Milan Finally Gets Its First Starbucks: What To Expect?

Milan Finally Gets Its First Starbucks: What To Expect?

Italians living in Milan who crave a good cup of frappuccino will no longer have to travel abroad to get a fresh taste of Starbucks, as the massive chain will finally launch its first (!) Italian branch in Malta this September. Excited customers in a historic post-office will be delighted to know the first ever Italian Starbucks will be situated there.

STARBUCKS IN MILANStarbucks is set to make history in Italy when its first Italian branch is finally set to open this September. This also marks the chain’s foray into the actual home of the espresso as the coffee chain finally unveiled its plans to open the branch this year. For expecting customers, the branch will be located in the post-office building in Milan that is overlooking the Piazza Cordusio. This makes it extremely close to the Duomo, and will serve as one of Starbucks’ more high-end iterations of its popular coffee chain establishment.

Howard Schultz, Starbucks executive chairman, told onlookers and guests in Milan that his “vision” for an Italian Starbucks had come as far back in 1983, when he visited the country. Starbucks also had plans to open an Italian branch as early as 2017, although the project had to be pushed back and cancelled entirely when execs thought it might be a better idea to push for a 2018 opening instead.
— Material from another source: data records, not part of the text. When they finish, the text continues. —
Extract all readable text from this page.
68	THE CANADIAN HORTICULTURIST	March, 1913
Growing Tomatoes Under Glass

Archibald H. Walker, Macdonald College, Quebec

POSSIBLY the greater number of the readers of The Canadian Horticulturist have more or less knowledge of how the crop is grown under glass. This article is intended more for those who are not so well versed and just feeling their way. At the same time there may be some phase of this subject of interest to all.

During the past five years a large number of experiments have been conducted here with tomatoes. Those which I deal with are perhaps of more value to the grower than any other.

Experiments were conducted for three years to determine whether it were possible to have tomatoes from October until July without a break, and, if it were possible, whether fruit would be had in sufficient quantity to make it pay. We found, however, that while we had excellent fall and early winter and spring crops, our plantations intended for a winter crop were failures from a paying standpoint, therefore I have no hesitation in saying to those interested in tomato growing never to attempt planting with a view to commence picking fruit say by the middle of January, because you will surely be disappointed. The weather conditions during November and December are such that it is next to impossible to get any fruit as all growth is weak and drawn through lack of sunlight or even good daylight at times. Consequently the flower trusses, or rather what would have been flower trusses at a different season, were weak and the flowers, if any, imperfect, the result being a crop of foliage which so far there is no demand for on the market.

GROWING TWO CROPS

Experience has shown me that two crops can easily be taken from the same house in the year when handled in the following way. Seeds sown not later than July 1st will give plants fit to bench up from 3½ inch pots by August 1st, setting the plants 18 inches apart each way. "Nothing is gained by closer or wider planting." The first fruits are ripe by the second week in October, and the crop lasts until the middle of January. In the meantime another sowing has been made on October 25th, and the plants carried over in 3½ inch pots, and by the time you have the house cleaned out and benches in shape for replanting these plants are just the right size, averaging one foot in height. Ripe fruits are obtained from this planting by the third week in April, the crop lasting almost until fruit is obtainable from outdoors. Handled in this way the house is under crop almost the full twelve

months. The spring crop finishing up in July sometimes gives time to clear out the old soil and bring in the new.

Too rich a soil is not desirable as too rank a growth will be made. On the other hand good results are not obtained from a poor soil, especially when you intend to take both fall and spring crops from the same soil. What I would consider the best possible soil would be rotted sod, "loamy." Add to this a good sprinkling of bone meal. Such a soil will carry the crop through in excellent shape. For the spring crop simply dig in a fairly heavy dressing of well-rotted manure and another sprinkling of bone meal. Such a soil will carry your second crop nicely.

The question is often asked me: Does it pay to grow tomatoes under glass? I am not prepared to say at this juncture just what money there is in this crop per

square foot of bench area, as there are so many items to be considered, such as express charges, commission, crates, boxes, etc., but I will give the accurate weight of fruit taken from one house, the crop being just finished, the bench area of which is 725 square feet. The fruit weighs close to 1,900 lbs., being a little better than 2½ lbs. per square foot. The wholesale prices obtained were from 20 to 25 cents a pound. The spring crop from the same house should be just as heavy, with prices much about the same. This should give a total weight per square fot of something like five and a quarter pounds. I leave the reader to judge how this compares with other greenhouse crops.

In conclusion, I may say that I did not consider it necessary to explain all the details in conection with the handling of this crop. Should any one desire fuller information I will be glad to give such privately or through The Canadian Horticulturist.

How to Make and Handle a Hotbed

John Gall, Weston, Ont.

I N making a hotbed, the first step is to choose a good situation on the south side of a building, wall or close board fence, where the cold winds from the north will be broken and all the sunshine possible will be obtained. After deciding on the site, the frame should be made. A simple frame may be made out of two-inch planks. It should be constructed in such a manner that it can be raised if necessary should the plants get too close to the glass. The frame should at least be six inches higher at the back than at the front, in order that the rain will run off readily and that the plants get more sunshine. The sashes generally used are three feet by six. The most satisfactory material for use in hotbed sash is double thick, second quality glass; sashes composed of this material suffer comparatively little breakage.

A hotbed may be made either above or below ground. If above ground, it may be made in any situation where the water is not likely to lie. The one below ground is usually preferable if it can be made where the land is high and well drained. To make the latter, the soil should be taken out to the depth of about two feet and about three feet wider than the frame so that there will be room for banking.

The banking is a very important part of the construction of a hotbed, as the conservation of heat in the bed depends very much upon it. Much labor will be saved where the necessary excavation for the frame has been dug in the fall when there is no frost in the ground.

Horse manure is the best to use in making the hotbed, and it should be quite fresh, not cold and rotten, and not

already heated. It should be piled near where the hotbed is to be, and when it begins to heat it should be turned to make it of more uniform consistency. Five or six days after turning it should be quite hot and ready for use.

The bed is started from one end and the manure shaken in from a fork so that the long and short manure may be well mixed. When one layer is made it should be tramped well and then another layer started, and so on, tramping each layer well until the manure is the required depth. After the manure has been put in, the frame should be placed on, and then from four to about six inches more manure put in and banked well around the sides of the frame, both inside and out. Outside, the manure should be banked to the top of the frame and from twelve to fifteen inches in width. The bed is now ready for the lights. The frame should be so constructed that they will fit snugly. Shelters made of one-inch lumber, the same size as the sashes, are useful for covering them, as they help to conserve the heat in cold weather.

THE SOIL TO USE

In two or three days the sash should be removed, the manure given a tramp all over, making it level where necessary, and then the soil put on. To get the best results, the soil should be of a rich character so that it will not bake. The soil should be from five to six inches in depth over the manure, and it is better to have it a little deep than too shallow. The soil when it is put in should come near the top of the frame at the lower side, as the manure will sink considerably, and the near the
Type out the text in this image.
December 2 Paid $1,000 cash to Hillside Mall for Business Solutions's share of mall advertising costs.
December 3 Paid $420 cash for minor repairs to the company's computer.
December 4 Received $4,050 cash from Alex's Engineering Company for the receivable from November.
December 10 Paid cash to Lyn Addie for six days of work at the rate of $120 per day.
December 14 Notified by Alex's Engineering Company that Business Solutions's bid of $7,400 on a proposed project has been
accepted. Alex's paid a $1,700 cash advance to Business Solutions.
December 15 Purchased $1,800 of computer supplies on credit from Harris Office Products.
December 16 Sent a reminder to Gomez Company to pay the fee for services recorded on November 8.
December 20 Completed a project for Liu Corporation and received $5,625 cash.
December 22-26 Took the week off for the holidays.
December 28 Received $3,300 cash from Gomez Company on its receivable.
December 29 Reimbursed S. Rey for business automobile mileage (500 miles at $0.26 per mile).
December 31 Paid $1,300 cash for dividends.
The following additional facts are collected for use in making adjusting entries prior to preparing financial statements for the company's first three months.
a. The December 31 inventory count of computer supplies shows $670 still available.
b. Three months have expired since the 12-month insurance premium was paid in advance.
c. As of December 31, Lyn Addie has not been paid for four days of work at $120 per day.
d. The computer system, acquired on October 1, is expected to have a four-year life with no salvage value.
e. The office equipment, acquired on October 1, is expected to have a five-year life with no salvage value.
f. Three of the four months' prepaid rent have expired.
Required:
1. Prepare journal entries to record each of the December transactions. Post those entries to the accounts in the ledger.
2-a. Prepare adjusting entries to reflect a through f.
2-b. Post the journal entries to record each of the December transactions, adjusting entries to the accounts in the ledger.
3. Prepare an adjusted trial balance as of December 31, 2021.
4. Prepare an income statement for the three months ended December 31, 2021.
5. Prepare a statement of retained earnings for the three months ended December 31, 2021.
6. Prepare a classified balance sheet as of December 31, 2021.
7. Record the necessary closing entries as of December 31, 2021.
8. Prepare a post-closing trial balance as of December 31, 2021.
When he spoke of his trip to Milan, he recalled being a young man loving his first taste of Italian coffee. Now, an adult, he said Starbucks’ entry into Italy is not them teaching Italians how to brew coffee, but to show what they have learned.

However, this is not without its challenges. The coffee shop giant will be arriving in an Italy where most of its citizens are coffee lovers, and as such should be expected to have waves of Italians expecting good espresso from the acclaimed coffee branch. In fact, Fipe, a group of Italian catering industry members, said Italian bars serve 6-billion expressos annually, creating a revenue turnover of as much as €6.6-billion, or £5.8-billion. Schultz might not be one to back out, however, given he is also the same man responsible for building the reputable coffee shop giant from just 11 stores back in 1987 to the giant that it is known today.

Starbucks now has a whopping 29,000 stores all over the world, and serves approximately 100-million customers weekly. In recent Starbucks news, Nestle had also announced its paying Starbucks of as much as $7.15-billion (in cash, no less) in order to acquire the rights to be able to market various Starbucks products globally and outside its coffee shops.